This is the time of the year when graduates from technical and business schools join organizations across India. Often referred to as Graduate Engineering Trainees, Management Trainees, Post Graduate Trainees etc., this is a key transition that these youngsters are going through in their lives.
While they are taking a plunge into the world of work from the world of academia, learning is hardly over. While learning will be a life-long process, considering the nature of the transition, their learning over the initial few months at work will be both intense and immense. They need to learn about the organization, its culture and practices, the industry and the sector, the domain and skills associated with it, tools and processes that are followed as well as skills associated with work and personal effectiveness.
Here are some pointers on how they can learn the maximum and handle this transition effectively. Let me start with certain mindsets that they need to bring in.
I am a part of the whole – unlike student days wherein what one does impacts just their performance (my poor scores may not impact anyone else), in an organization, one is always a part of the larger ecosystem, a team. If I don’t do my bit, it is going to impact others’ performance as well. That is a big responsibility that one needs to be aware of always.
I am observed and assessed all the time – there are no periodical or term-end assessments to determine one’s knowledge and skill. Rather, one is observed on a continuous basis and impressions are formed. And all this will feed into evaluation. And it’s not just knowledge and skill, but more importantly behaviour – whether you are on time for meetings, how and what you speak etc that gets observed. In a way, every day is an assessment day
I am an equal employee – there is no teacher and student; the trainee is as much responsible as a very seasoned employee and needs to take the effort and initiative. One cannot wait for instructions and directions always
These mindsets can set the right context after which they can do the following to actively learn.
Pull learning – Unlike in college, learning will not be pushed always through a standard curriculum, sessions etc. One needs to set his / her own agenda – a personal learning plan – and leverage resources. For eg. one may want to start by learning about the industry and check for all possible online and offline resources that can help with that. Like everyone else they need to own their learning and get into a self-learning mode
Learn on-the-job – this is the most potent source of learning. As per the well-known 70:20:10 model, 70% learning happens on the job. However, this does not happen automatically just because one is at the job. One should plan it, seek it and consolidate it. At the start of the day, the youngster (and everyone else as well) should plan not just the activities but the learning aligned to it. And then seek that actively, through experience and more importantly through interactions. For eg. assuming the trainee is present along with the manager in a negotiation with a vendor, a 5 – 10 minutes discussion post that with the manager saying why did you do this, what model were you following, share a little more etc would help.

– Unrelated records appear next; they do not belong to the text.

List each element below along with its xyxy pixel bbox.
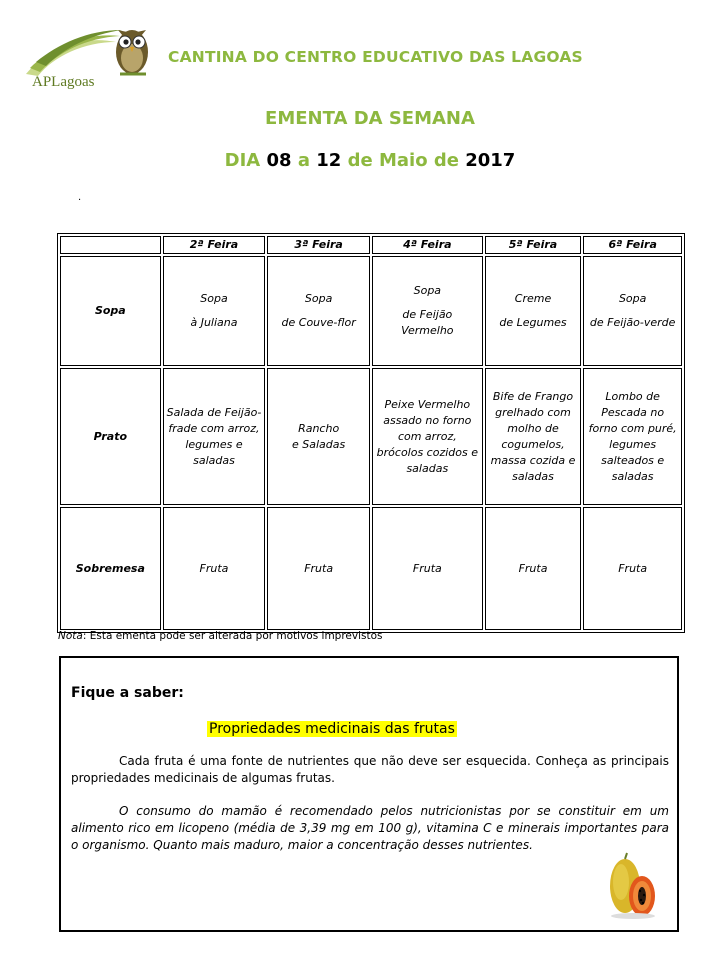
row-label-prato: Prato	[60, 368, 161, 505]
menu-cell: Lombo de Pescada no forno com puré, legumes salteados e saladas	[583, 368, 682, 505]
day-header: 4ª Feira	[372, 236, 483, 254]
date-range	[0, 150, 720, 171]
row-label-sobremesa: Sobremesa	[60, 507, 161, 630]
menu-cell: Sopa de Feijão-verde	[583, 256, 682, 366]
menu-cell: Peixe Vermelho assado no forno com arroz, brócolos cozidos e saladas	[372, 368, 483, 505]
date-month: de Maio de	[347, 150, 459, 171]
menu-cell: Sopa de Couve-flor	[267, 256, 370, 366]
table-row	[60, 507, 682, 630]
logo-text: APLagoas	[32, 74, 95, 90]
info-box-title: Fique a saber:	[71, 685, 184, 701]
table-row	[60, 368, 682, 505]
day-header: 3ª Feira	[267, 236, 370, 254]
date-prefix: DIA	[224, 150, 261, 171]
menu-cell: Bife de Frango grelhado com molho de cogumelos, massa cozida e saladas	[485, 368, 582, 505]
weekly-menu-table	[57, 233, 685, 633]
info-paragraph-papaya: O consumo do mamão é recomendado pelos nutricionistas por se constituir em um alimento rico em licopeno (média de 3,39 mg em 100 g), vitamina C e minerais importantes para o organismo. Quanto mais maduro, maior a concentração desses nutrientes.	[71, 804, 669, 852]
table-header-row	[60, 236, 682, 254]
menu-cell: Rancho e Saladas	[267, 368, 370, 505]
day-header: 5ª Feira	[485, 236, 582, 254]
stray-mark: .	[78, 192, 82, 203]
table-row	[60, 256, 682, 366]
menu-note	[58, 630, 383, 642]
row-label-sopa: Sopa	[60, 256, 161, 366]
date-connector: a	[297, 150, 310, 171]
menu-cell: Sopa de Feijão Vermelho	[372, 256, 483, 366]
date-year: 2017	[465, 150, 516, 171]
menu-cell: Creme de Legumes	[485, 256, 582, 366]
menu-cell: Fruta	[485, 507, 582, 630]
organization-name: CANTINA DO CENTRO EDUCATIVO DAS LAGOAS	[168, 48, 583, 66]
menu-cell: Fruta	[372, 507, 483, 630]
day-header: 2ª Feira	[163, 236, 266, 254]
menu-cell: Salada de Feijão-frade com arroz, legumes e saladas	[163, 368, 266, 505]
papaya-image	[605, 850, 661, 920]
aplagoas-logo	[24, 22, 154, 92]
corner-cell	[60, 236, 161, 254]
menu-cell: Sopa à Juliana	[163, 256, 266, 366]
date-start: 08	[266, 150, 292, 171]
note-label: Nota	[58, 630, 83, 642]
info-box-heading: Propriedades medicinais das frutas	[209, 721, 455, 737]
menu-cell: Fruta	[267, 507, 370, 630]
day-header: 6ª Feira	[583, 236, 682, 254]
page-title: EMENTA DA SEMANA	[265, 108, 475, 129]
note-text: : Esta ementa pode ser alterada por motivos imprevistos	[82, 630, 383, 642]
date-end: 12	[316, 150, 342, 171]
info-box	[59, 656, 679, 932]
menu-cell: Fruta	[583, 507, 682, 630]
menu-cell: Fruta	[163, 507, 266, 630]
info-paragraph: Cada fruta é uma fonte de nutrientes que não deve ser esquecida. Conheça as principais propriedades medicinais de algumas frutas.	[71, 754, 669, 785]
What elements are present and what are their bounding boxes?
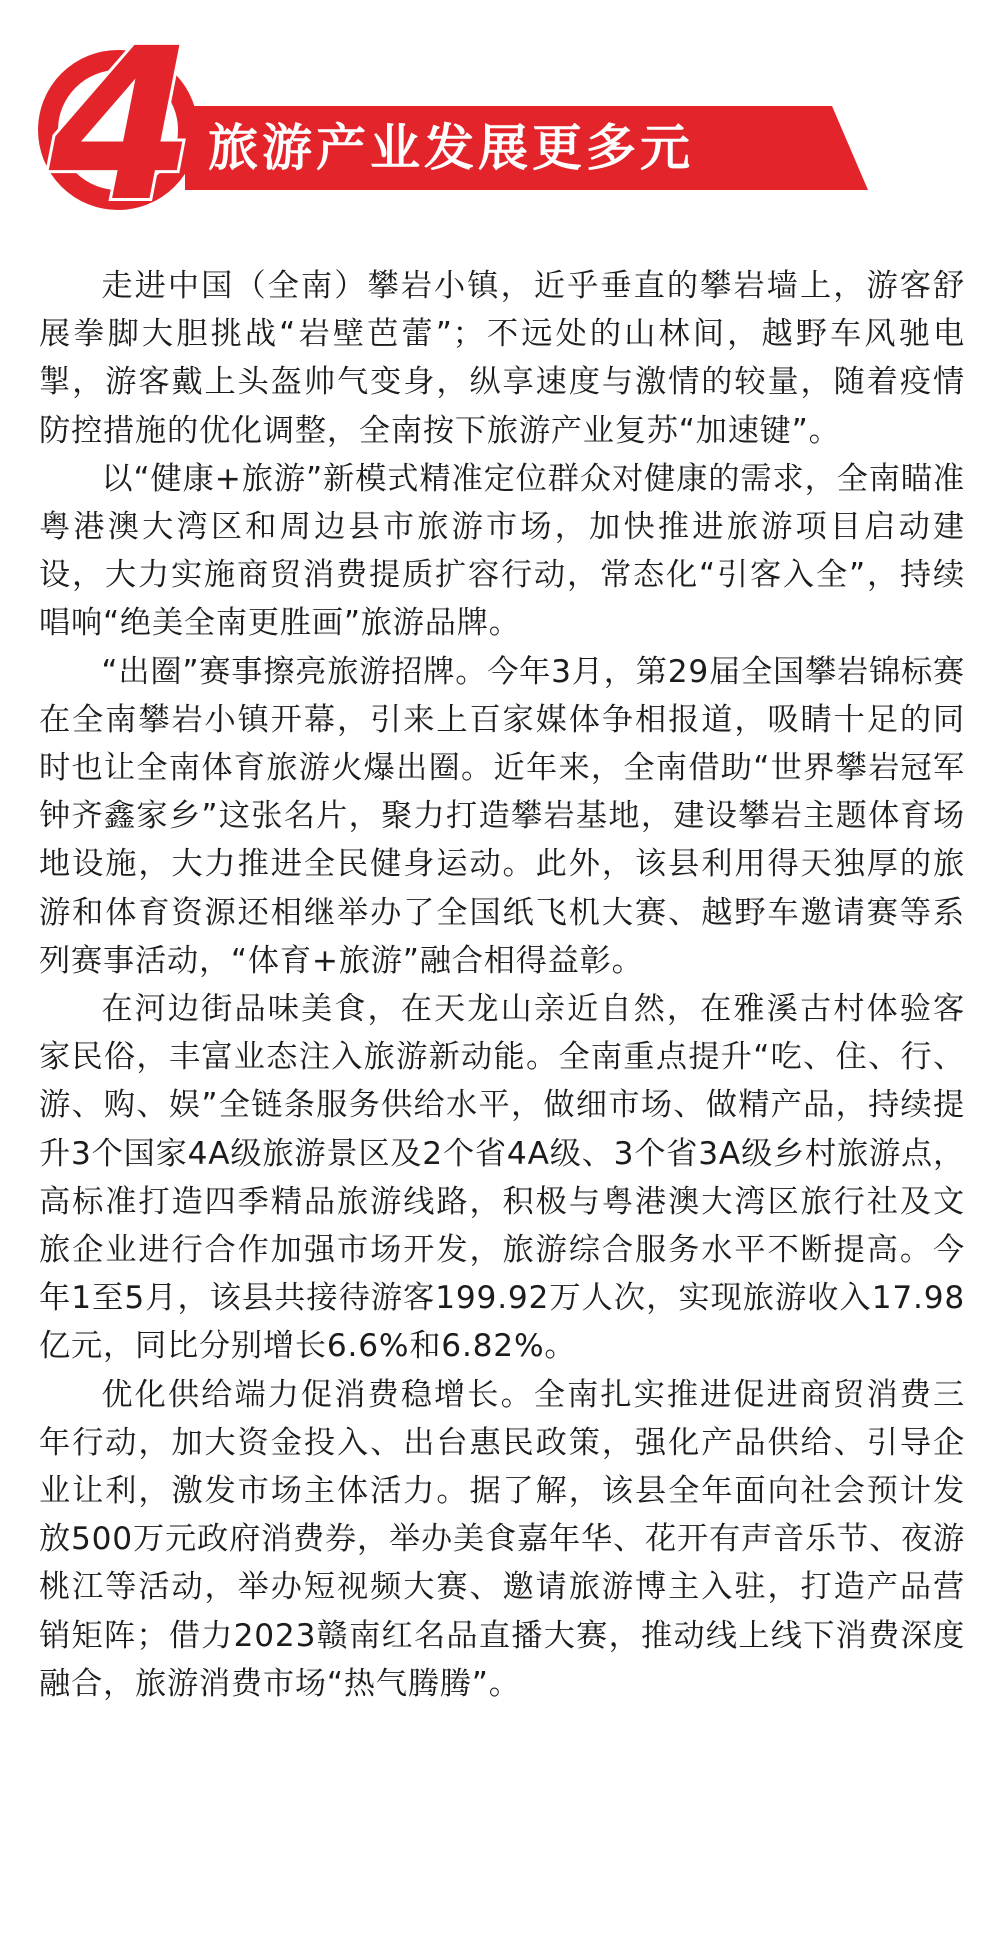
section-number: 4 — [48, 3, 196, 230]
section-title: 旅游产业发展更多元 — [208, 119, 694, 177]
paragraph: “出圈”赛事擦亮旅游招牌。今年3月，第29届全国攀岩锦标赛在全南攀岩小镇开幕，引来上百家媒体争相报道，吸睛十足的同时也让全南体育旅游火爆出圈。近年来，全南借助“世界攀岩冠军钟齐鑫家乡”这张名片，聚力打造攀岩基地，建设攀岩主题体育场地设施，大力推进全民健身运动。此外，该县利用得天独厚的旅游和体育资源还相继举办了全国纸飞机大赛、越野车邀请赛等系列赛事活动，“体育+旅游”融合相得益彰。 — [39, 653, 965, 979]
paragraph: 以“健康+旅游”新模式精准定位群众对健康的需求，全南瞄准粤港澳大湾区和周边县市旅游市场，加快推进旅游项目启动建设，大力实施商贸消费提质扩容行动，常态化“引客入全”，持续唱响“绝美全南更胜画”旅游品牌。 — [39, 460, 965, 642]
section-header — [0, 0, 1002, 230]
paragraph: 走进中国（全南）攀岩小镇，近乎垂直的攀岩墙上，游客舒展拳脚大胆挑战“岩壁芭蕾”；不远处的山林间，越野车风驰电掣，游客戴上头盔帅气变身，纵享速度与激情的较量，随着疫情防控措施的优化调整，全南按下旅游产业复苏“加速键”。 — [39, 268, 965, 449]
paragraph: 在河边街品味美食，在天龙山亲近自然，在雅溪古村体验客家民俗，丰富业态注入旅游新动能。全南重点提升“吃、住、行、游、购、娱”全链条服务供给水平，做细市场、做精产品，持续提升3个国家4A级旅游景区及2个省4A级、3个省3A级乡村旅游点，高标准打造四季精品旅游线路，积极与粤港澳大湾区旅行社及文旅企业进行合作加强市场开发，旅游综合服务水平不断提高。今年1至5月，该县共接待游客199.92万人次，实现旅游收入17.98亿元，同比分别增长6.6%和6.82%。 — [39, 991, 965, 1365]
article-body — [39, 262, 965, 1708]
paragraph: 优化供给端力促消费稳增长。全南扎实推进促进商贸消费三年行动，加大资金投入、出台惠民政策，强化产品供给、引导企业让利，激发市场主体活力。据了解，该县全年面向社会预计发放500万元政府消费券，举办美食嘉年华、花开有声音乐节、夜游桃江等活动，举办短视频大赛、邀请旅游博主入驻，打造产品营销矩阵；借力2023赣南红名品直播大赛，推动线上线下消费深度融合，旅游消费市场“热气腾腾”。 — [39, 1376, 965, 1702]
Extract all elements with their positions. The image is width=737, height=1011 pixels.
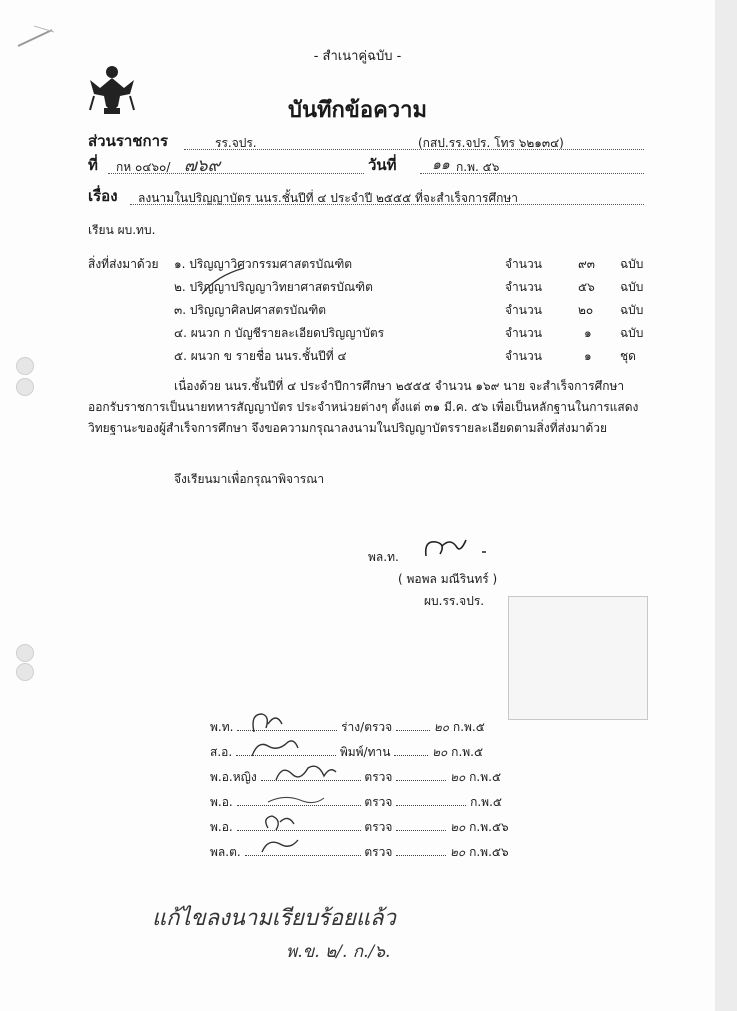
routing-rank: พ.อ. [210,820,233,834]
date-value: ก.พ. ๕๖ [456,160,500,174]
routing-month: ก.พ.๕๖ [469,820,509,834]
enclosure-item-1: ๑. ปริญญาวิศวกรรมศาสตรบัณฑิต [174,257,353,271]
number-label: ที่ [88,156,98,174]
signature-mark [420,532,500,564]
enclosure-item-3: ๓. ปริญญาศิลปศาสตรบัณฑิต [174,303,327,317]
enclosure-unit-2: ฉบับ [620,280,644,294]
enclosure-count-1: ๙๓ [578,257,595,271]
memo-title: บันทึกข้อความ [287,98,427,123]
routing-rank: ส.อ. [210,745,233,759]
handwritten-note-line2: พ.ข. ๒/. ก./๖. [286,942,391,962]
enclosure-unit-1: ฉบับ [620,257,644,271]
closing-line: จึงเรียนมาเพื่อกรุณาพิจารณา [174,472,325,486]
routing-month: ก.พ.๕๖ [469,845,509,859]
department-value: รร.จปร. [215,136,257,150]
routing-rank: พ.อ.หญิง [210,770,257,784]
subject-line [130,204,644,205]
enclosure-count-label-4: จำนวน [505,326,542,340]
enclosure-count-3: ๒๐ [578,303,594,317]
date-label: วันที่ [368,156,397,174]
number-line [108,173,364,174]
routing-rank: พ.อ. [210,795,233,809]
signer-position: ผบ.รร.จปร. [424,594,485,608]
routing-day: ๒๐ [432,745,448,759]
routing-action: ตรวจ [364,770,393,784]
enclosure-item-4: ๔. ผนวก ก บัญชีรายละเอียดปริญญาบัตร [174,326,385,340]
body-paragraph: เนื่องด้วย นนร.ชั้นปีที่ ๔ ประจำปีการศึกษา ๒๕๕๕ จำนวน ๑๖๙ นาย จะสำเร็จการศึกษาออกรับราชการเป็นนายทหารสัญญาบัตร ประจำหน่วยต่างๆ ตั้งแต่ ๓๑ มี.ค. ๕๖ เพื่อเป็นหลักฐานในการแสดงวิทยฐานะของผู้สำเร็จการศึกษา จึงขอความกรุณาลงนามในปริญญาบัตรรายละเอียดตามสิ่งที่ส่งมาด้วย [88,379,639,435]
enclosure-count-label-5: จำนวน [505,349,542,363]
date-line [420,173,644,174]
enclosure-count-5: ๑ [584,349,592,363]
enclosure-count-2: ๕๖ [578,280,595,294]
enclosure-unit-5: ชุด [620,349,636,363]
routing-action: ตรวจ [364,845,393,859]
enclosure-count-label-3: จำนวน [505,303,542,317]
routing-day: ๒๐ [450,770,466,784]
punch-hole-bottom [16,644,34,662]
enclosures-label: สิ่งที่ส่งมาด้วย [88,257,159,271]
routing-rank: พ.ท. [210,720,234,734]
number-value: กห ๐๔๖๐/ [116,160,171,174]
routing-action: พิมพ์/ทาน [339,745,391,759]
enclosure-item-5: ๕. ผนวก ข รายชื่อ นนร.ชั้นปีที่ ๔ [174,349,347,363]
department-ref: (กสป.รร.จปร. โทร ๖๒๑๓๔) [418,136,564,150]
department-label: ส่วนราชการ [88,132,169,150]
routing-action: ร่าง/ตรวจ [341,720,393,734]
routing-action: ตรวจ [364,795,393,809]
handwritten-initials [248,702,368,862]
routing-month: ก.พ.๕ [469,770,502,784]
signature-rank: พล.ท. [368,550,399,564]
routing-month: ก.พ.๕ [451,745,484,759]
addressee: เรียน ผบ.ทบ. [88,223,156,237]
punch-hole-bottom-2 [16,663,34,681]
date-handwritten: ๑๑ [432,157,450,173]
number-handwritten: ๗๖๙ [184,156,221,176]
punch-hole-top [16,357,34,375]
subject-label: เรื่อง [88,187,118,205]
routing-day: ๒๐ [450,845,466,859]
punch-hole-top-2 [16,378,34,396]
enclosure-unit-4: ฉบับ [620,326,644,340]
routing-month: ก.พ.๕ [452,720,485,734]
stamp-placeholder-box [508,596,648,720]
enclosure-count-label-2: จำนวน [505,280,542,294]
routing-action: ตรวจ [364,820,393,834]
routing-day: ๒๐ [450,820,466,834]
routing-rank: พล.ต. [210,845,241,859]
handwritten-note-line1: แก้ไขลงนามเรียบร้อยแล้ว [152,906,396,931]
department-line [184,149,644,150]
scan-background [715,0,737,1011]
enclosure-count-label-1: จำนวน [505,257,542,271]
enclosure-item-2: ๒. ปริญญาปริญญาวิทยาศาสตรบัณฑิต [174,280,373,294]
enclosure-unit-3: ฉบับ [620,303,644,317]
routing-month: ก.พ.๕ [470,795,502,809]
routing-day: ๒๐ [433,720,450,734]
copy-label: - สำเนาคู่ฉบับ - [313,49,402,64]
subject-value: ลงนามในปริญญาบัตร นนร.ชั้นปีที่ ๔ ประจำปี ๒๕๕๕ ที่จะสำเร็จการศึกษา [138,191,518,205]
enclosure-count-4: ๑ [584,326,592,340]
signer-name: ( พอพล มณีรินทร์ ) [398,572,498,586]
strikethrough-mark [198,266,248,296]
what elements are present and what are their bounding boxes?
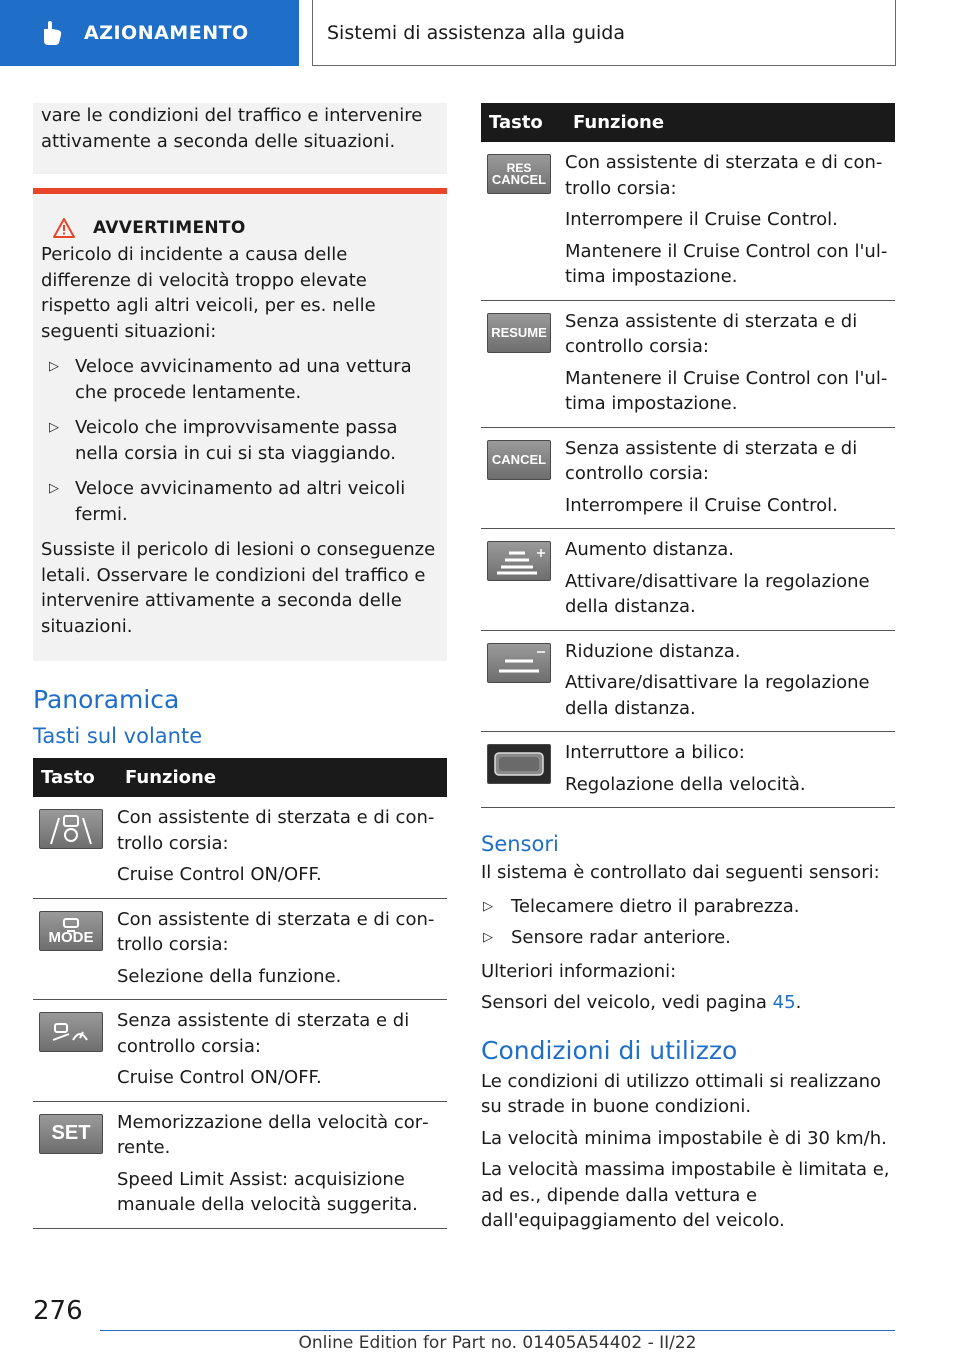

Reflection and consolidation at the end of the day would be very important to crystallize and sustain the learning. To quote John Dewey,
“We do not learn from experience… we learn from reflecting on experience.”
An online journal can be a good aid to jot down one’s reflections.
Seek a mentor – Mentor at this stage can be a huge developmental support. Mentor can be from within the organization or outside – a professor from one’s college, a senior from the institute etc. The mentor will not just act as a sounding board but can share perspectives and guide the trainee. I recollect my initial days as a school counsellor post college, when I used to travel from one end of the city to the other to interact with my mentor, who was couple of years my senior. Her guidance helped me in a big way to succeed in my initial years.
Form a PLN – PLN or a Personal Learning Network is another powerful source of learning. This enables Social Learning through sharing and collaboration amongst peers. Any online social collaboration platform can be the medium for this. While digital interactions are very much a part of our lives, the core purpose of a PLN would be sharing around learning. PLNs can be formed within the organization, say all trainees from a batch as well as outside, PLN of one’s batchmates across different organizations. Through external PLNs, I have often found that trainees are a very good source of information about external practices.
Gain the maximum out of formal training – One cannot ignore formal training. Starting with the induction / on-boarding programme that they would be a part of, trainees should take maximum advantage of all formal learning opportunities that the organization provides. This would include leveraging online learning platforms that many organizations provide.
Do not be limited by micro learning – Micro learning is the in thing. Byte-sized, short modules is what everyone, not just youngsters, favour. While micro learning has its value, I am of the strong view that it cannot replace mega learning. While micro learning can drive breadth, it is mega learning that will drive depth. One needs to understand and appreciate the value of mega learning and leverage it accordingly.
While the trainees need to own this, one cannot undermine the role of line managers and HR. They need to act as enablers and facilitators and sensitize and support trainees in the learning journey.
Let me end this with a quote by Henry Ford –
“Anyone who stops learning is old, whether twenty or eighty. Anyone who keeps learning stays young”
Let us keep learning and stay young forever!!